Army cadets at Fremington camp last year
FREMINGTON army camp will close this autumn, with the loss of nine jobs, the army said today.
Accommodation at the Second World War training camp is due to close on October 1 and the infrastructure at the site will be sold.
The camp, which had undergone a review by Defence Training Estates South West was said to be "past its sell by date" by South West Army spokesman, David Harris.
He said: "The Fremington site is worn out and has come to the end of its economic life.
"Buildings at the camp are 1940s stock — old, wooden huts that are very expensive to maintain. It's just not worth pumping any more money into."
The camp is largely seasonal, with the majority of occupation taking place in the summer months.
The site currently hosts 12 employees who work for the DTESW management partner, Landmark.

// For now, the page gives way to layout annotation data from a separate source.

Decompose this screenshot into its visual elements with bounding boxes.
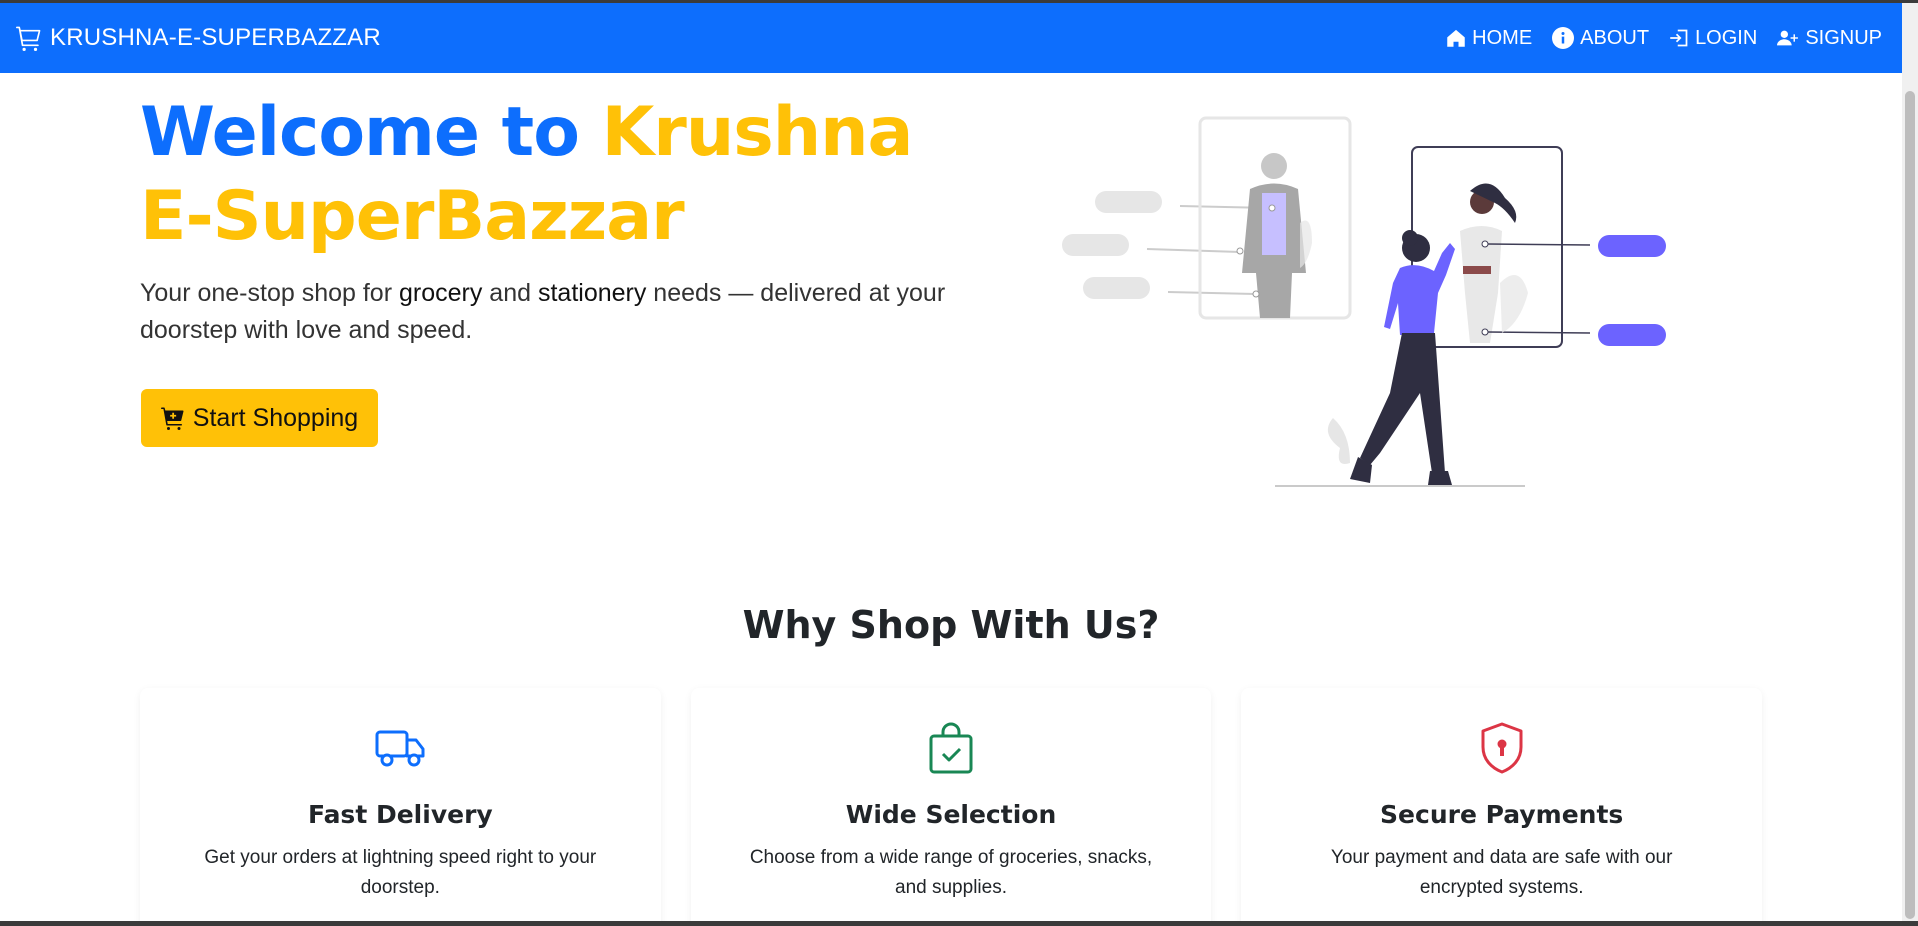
hero-title: Welcome to Krushna E-SuperBazzar (140, 91, 940, 259)
navbar: KRUSHNA-E-SUPERBAZZAR HOME ABOUT LOGIN S… (0, 3, 1902, 73)
start-shopping-button[interactable]: Start Shopping (141, 389, 378, 447)
nav-home[interactable]: HOME (1446, 27, 1532, 50)
hero-title-welcome: Welcome to (140, 93, 602, 172)
feature-title-payments: Secure Payments (1380, 800, 1624, 829)
hero-subtitle: Your one-stop shop for grocery and stati… (140, 275, 960, 349)
hero-subtitle-pre: Your one-stop shop for (140, 279, 399, 307)
info-icon (1552, 27, 1575, 49)
home-icon (1447, 29, 1465, 47)
start-shopping-label: Start Shopping (192, 403, 359, 432)
features-cards: Fast Delivery Get your orders at lightni… (140, 688, 1763, 921)
nav-menu: HOME ABOUT LOGIN SIGNUP (1446, 27, 1882, 50)
page: KRUSHNA-E-SUPERBAZZAR HOME ABOUT LOGIN S… (0, 3, 1902, 921)
hero-subtitle-grocery: grocery (398, 279, 483, 307)
truck-icon (375, 730, 425, 767)
nav-signup[interactable]: SIGNUP (1777, 27, 1882, 50)
features-title: Why Shop With Us? (742, 603, 1160, 647)
login-icon (1670, 29, 1688, 47)
cart-icon (16, 26, 41, 51)
hero-subtitle-and: and (482, 279, 538, 307)
scrollbar-thumb[interactable] (1905, 91, 1915, 919)
brand-link[interactable]: KRUSHNA-E-SUPERBAZZAR (16, 24, 381, 52)
hero-illustration (1062, 116, 1666, 487)
nav-home-label: HOME (1472, 26, 1533, 49)
page-scrollbar[interactable] (1902, 3, 1918, 921)
feature-text-delivery: Get your orders at lightning speed right… (204, 847, 597, 898)
feature-card-payments: Secure Payments Your payment and data ar… (1241, 688, 1763, 921)
feature-title-selection: Wide Selection (845, 800, 1057, 829)
hero-subtitle-stationery: stationery (537, 279, 647, 307)
feature-title-delivery: Fast Delivery (307, 800, 493, 829)
bag-check-icon (929, 722, 973, 774)
nav-about[interactable]: ABOUT (1552, 27, 1649, 50)
cart-plus-icon (160, 407, 184, 430)
nav-about-label: ABOUT (1580, 26, 1650, 49)
person-plus-icon (1777, 30, 1799, 46)
feature-text-selection: Choose from a wide range of groceries, s… (749, 847, 1153, 898)
feature-card-selection: Wide Selection Choose from a wide range … (690, 688, 1212, 921)
brand-label: KRUSHNA-E-SUPERBAZZAR (50, 24, 381, 51)
feature-text-payments: Your payment and data are safe with our … (1330, 847, 1673, 898)
shield-lock-icon (1481, 722, 1523, 774)
nav-login[interactable]: LOGIN (1669, 27, 1757, 50)
nav-signup-label: SIGNUP (1805, 26, 1882, 49)
feature-card-delivery: Fast Delivery Get your orders at lightni… (140, 688, 661, 921)
nav-login-label: LOGIN (1695, 26, 1758, 49)
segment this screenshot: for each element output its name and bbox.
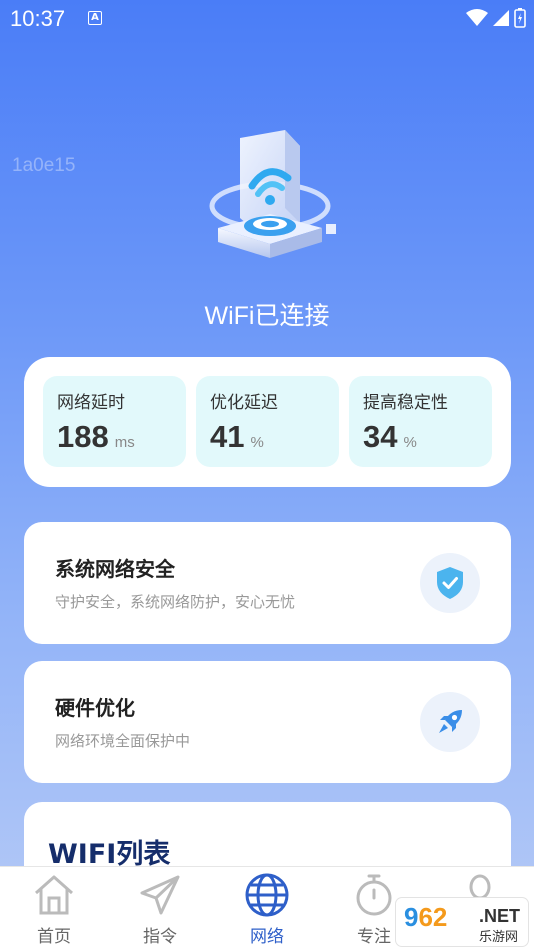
status-time: 10:37 [10, 6, 66, 31]
nav-network[interactable]: 网络 [227, 871, 307, 949]
nav-label: 指令 [143, 927, 177, 947]
feature-subtitle: 守护安全，系统网络防护，安心无忧 [55, 593, 296, 611]
site-logo-number: 962 [404, 902, 448, 932]
stopwatch-icon [356, 874, 392, 916]
feature-subtitle: 网络环境全面保护中 [55, 732, 191, 750]
connection-status-title: WiFi已连接 [204, 302, 330, 330]
stat-number: 34 [363, 419, 398, 454]
hardware-optimize-button[interactable] [420, 692, 480, 752]
feature-title: 系统网络安全 [55, 557, 175, 581]
stat-label: 提高稳定性 [363, 393, 448, 413]
site-logo-name: 乐游网 [478, 930, 518, 945]
paper-plane-icon [140, 875, 180, 915]
wifi-router-illustration [209, 130, 336, 258]
network-security-button[interactable] [420, 553, 480, 613]
stat-number: 188 [57, 419, 109, 454]
stat-label: 优化延迟 [210, 393, 278, 413]
stat-latency: 网络延时 188 ms [43, 376, 186, 467]
hardware-optimize-card[interactable]: 硬件优化 网络环境全面保护中 [24, 661, 511, 783]
status-bar: 10:37 A [0, 0, 534, 36]
stat-value: 34% [363, 419, 417, 455]
shield-check-icon [437, 567, 463, 599]
wifi-signal-icon [466, 9, 488, 26]
battery-icon [514, 8, 526, 28]
home-icon [35, 875, 73, 915]
cell-signal-icon [493, 10, 509, 26]
network-security-card[interactable]: 系统网络安全 守护安全，系统网络防护，安心无忧 [24, 522, 511, 644]
site-watermark-logo: 962 .NET 乐游网 [396, 898, 528, 946]
notification-icon: A [88, 11, 102, 25]
nav-commands[interactable]: 指令 [120, 871, 200, 949]
watermark-id: 1a0e15 [12, 155, 76, 176]
nav-label: 首页 [37, 927, 71, 947]
stat-value: 41% [210, 419, 264, 455]
feature-title: 硬件优化 [55, 696, 135, 720]
stat-number: 41 [210, 419, 245, 454]
status-icons [466, 8, 526, 28]
site-logo-net: .NET [478, 906, 520, 926]
stat-unit: % [250, 434, 264, 451]
stat-optimize-delay: 优化延迟 41% [196, 376, 339, 467]
stat-unit: ms [114, 434, 135, 451]
globe-icon [245, 873, 289, 917]
stat-value: 188 ms [57, 419, 135, 455]
rocket-icon [439, 710, 462, 733]
stats-card: 网络延时 188 ms 优化延迟 41% 提高稳定性 34% [24, 357, 511, 487]
stat-unit: % [403, 434, 417, 451]
stat-stability: 提高稳定性 34% [349, 376, 492, 467]
stat-label: 网络延时 [57, 393, 125, 413]
nav-label: 网络 [250, 927, 284, 947]
nav-home[interactable]: 首页 [14, 871, 94, 949]
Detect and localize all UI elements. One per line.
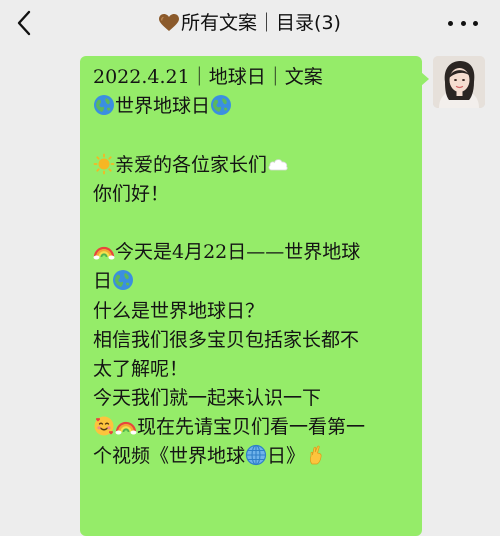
message-p4b-line: 个视频《世界地球 日》 <box>93 442 413 471</box>
smiling-face-with-hearts-icon <box>94 416 114 436</box>
message-greeting-line: 亲爱的各位家长们 <box>93 151 413 180</box>
message-p1: 今天是4月22日——世界地球 <box>115 241 361 264</box>
message-p1b-line: 日 <box>93 267 413 296</box>
message-hello: 你们好！ <box>93 182 170 205</box>
page-title: 所有文案｜目录(3) <box>0 9 500 37</box>
crossed-fingers-icon <box>310 446 322 465</box>
message-greeting: 亲爱的各位家长们 <box>115 153 268 176</box>
sun-icon <box>93 153 115 174</box>
message-p4a-line: 现在先请宝贝们看一看第一 <box>93 413 413 442</box>
top-bar: 所有文案｜目录(3) <box>0 0 500 46</box>
globe-icon <box>211 95 232 116</box>
user-avatar-photo <box>433 56 485 108</box>
globe-icon <box>94 95 114 116</box>
message-p4a: 现在先请宝贝们看一看第一 <box>137 416 366 439</box>
title-text: 所有文案｜目录(3) <box>181 12 341 34</box>
avatar[interactable] <box>433 56 485 108</box>
message-p2b: 太了解呢！ <box>93 357 189 380</box>
globe-with-meridians-icon <box>245 445 267 466</box>
brown-heart-icon <box>159 14 180 31</box>
message-p3: 今天我们就一起来认识一下 <box>93 387 322 410</box>
message-heading-line: 世界地球日 <box>93 92 413 121</box>
message-p4b-post: 日》 <box>267 445 306 468</box>
chat-area: 2022.4.21｜地球日｜文案 世界地球日 亲爱的各位家长们 你们好！ 今天是… <box>0 46 500 536</box>
rainbow-icon <box>115 422 137 435</box>
message-text: 2022.4.21｜地球日｜文案 世界地球日 亲爱的各位家长们 你们好！ 今天是… <box>93 63 413 472</box>
message-meta: 2022.4.21｜地球日｜文案 <box>93 66 323 88</box>
message-p1-line: 今天是4月22日——世界地球 <box>93 238 413 267</box>
message-p1b: 日 <box>93 270 113 293</box>
cloud-icon <box>268 158 288 170</box>
globe-icon <box>113 270 134 291</box>
rainbow-icon <box>93 247 115 260</box>
message-q1: 什么是世界地球日？ <box>93 299 265 322</box>
message-p4b-pre: 个视频《世界地球 <box>93 445 246 468</box>
message-heading: 世界地球日 <box>115 95 211 118</box>
message-bubble[interactable]: 2022.4.21｜地球日｜文案 世界地球日 亲爱的各位家长们 你们好！ 今天是… <box>80 56 429 536</box>
message-p2a: 相信我们很多宝贝包括家长都不 <box>93 328 360 351</box>
more-dots-icon <box>448 20 453 26</box>
more-button[interactable] <box>448 14 478 32</box>
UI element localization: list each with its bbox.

The staff are currently under consultation and, while three employees may be able to relocate to RAF St Mawgan in Cornwall, the remaining nine will lose their jobs.
Fremington councillor Rodney Cann, said: "My first reaction is that I am very upset to hear about the job losses.
"We'll be sad to lose this camp — there was always something interesting and exciting happening there.
"However, my major concern is that there is around 50 acres of development land there and there will be a lot of pressure for massive residential development — you could fit an awful lot of houses into that space.
"Fremington has already had more development for a town of its size than anywhere else in North Devon and this could have a major impact on its infrastructure — we would certainly need a new school."
Although the camp and accommodation will be sold off, troops will continue to train on Braunton Burrows using Okehampton army camp as their base.
Lt Col James Porter, commander for DTESW, added: "This relocation will enable us to reduce the number of permanent beds in the region while retaining the ability to surge bed numbers in the summer. Job losses are regrettable but the overall benefit for troops and training is a positive benefit."